Correspondence to: Dr Anthony E. Lang, Morton and Gloria Shulman Movement Disorders Center, McL-7, Toronto Western Hospital, 399 Bathurst Street, Toronto, ON, Canada, M5T 2S8 E-mail: lang{at}uhnres.utoronto.ca

The definition of apraxia specifies that the disturbance of performed skilled movements cannot be explained by the more elemental motor disorders typical of patients with movement disorders. Generally this does not present a significant diagnostic problem when dealing with ‘higher-level’ praxic disturbances (e.g. ideational apraxia), but it can be a major confound in establishing the presence of limb-kinetic apraxia. Most motor disturbances characteristic of extrapyramidal disorders, particularly bradykinesia and dystonia, will compromise the ability to establish the presence of loss of dexterity and deftness that constitutes this subtype.

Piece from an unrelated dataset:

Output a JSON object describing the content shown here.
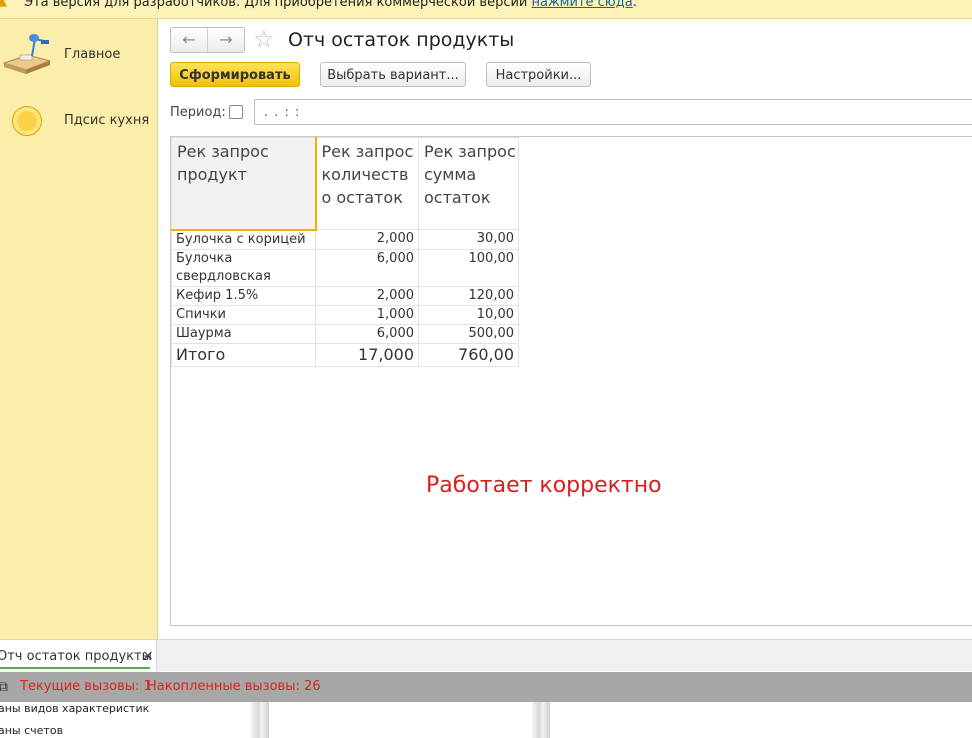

The term ‘apraxia’ has also been applied to other motor disturbances, such as ‘gait apraxia’ and ‘apraxia of eyelid opening’, that perhaps are misnomers, demonstrating the lack of a coherent nomenclature in this field. Apraxia is a hallmark of corticobasal degeneration (CBD) and historically this has received the most attention among the movement disorders. Corticobasal degeneration is characterized by various forms of apraxia affecting limb function, particularly ideomotor apraxia and limb-kinetic apraxia, although buccofacial and oculomotor apraxia can be present as well. The syndrome of parkinsonism and prominent apraxia, designated the ‘corticobasal syndrome’ (CBS), may be caused by a variety of other central nervous system pathologies including progressive supranuclear palsy (PSP), Alzheimer's disease, dementia with Lewy bodies and frontotemporal dementias. Distinct from the CBS, PSP and Parkinson's disease can demonstrate varying degrees of apraxia on selected tests, especially in those patients with more severe cognitive dysfunction. Diseases that cause the combination of apraxia and a primary movement disorder most often involve a variety of cerebral cortical sites as well as basal ganglia structures. Clinical-pathological correlates and functional imaging studies are compromised by both this diffuse involvement and the confusion experienced in the clinical evaluation of apraxia in the face of the additional elemental movement disorders. Finally, although apraxia results in clear disability in patients with the CBS, it is not clear how milder ideomotor apraxia found on specific testing contributes to patients' overall day-to-day motor disability.

Key Words: apraxia; corticobasal degeneration; Huntington's disease; movement disorders; Parkinson's disease; progressive supranuclear palsy

Abbreviations: ALO = apraxia of eyelid opening; CBD = corticobasal degeneration; CBS = corticobasal syndrome; DLB = dementia with Lewy bodies; IMA = ideomotor apraxia; LKA = limb-kinetic apraxia; MSA = multiple system atrophy; OFA = orofacial apraxia; PSP = progressive supranuclear palsy

Received November 1, 2004. Revised March 10, 2005. Accepted May 12, 2005.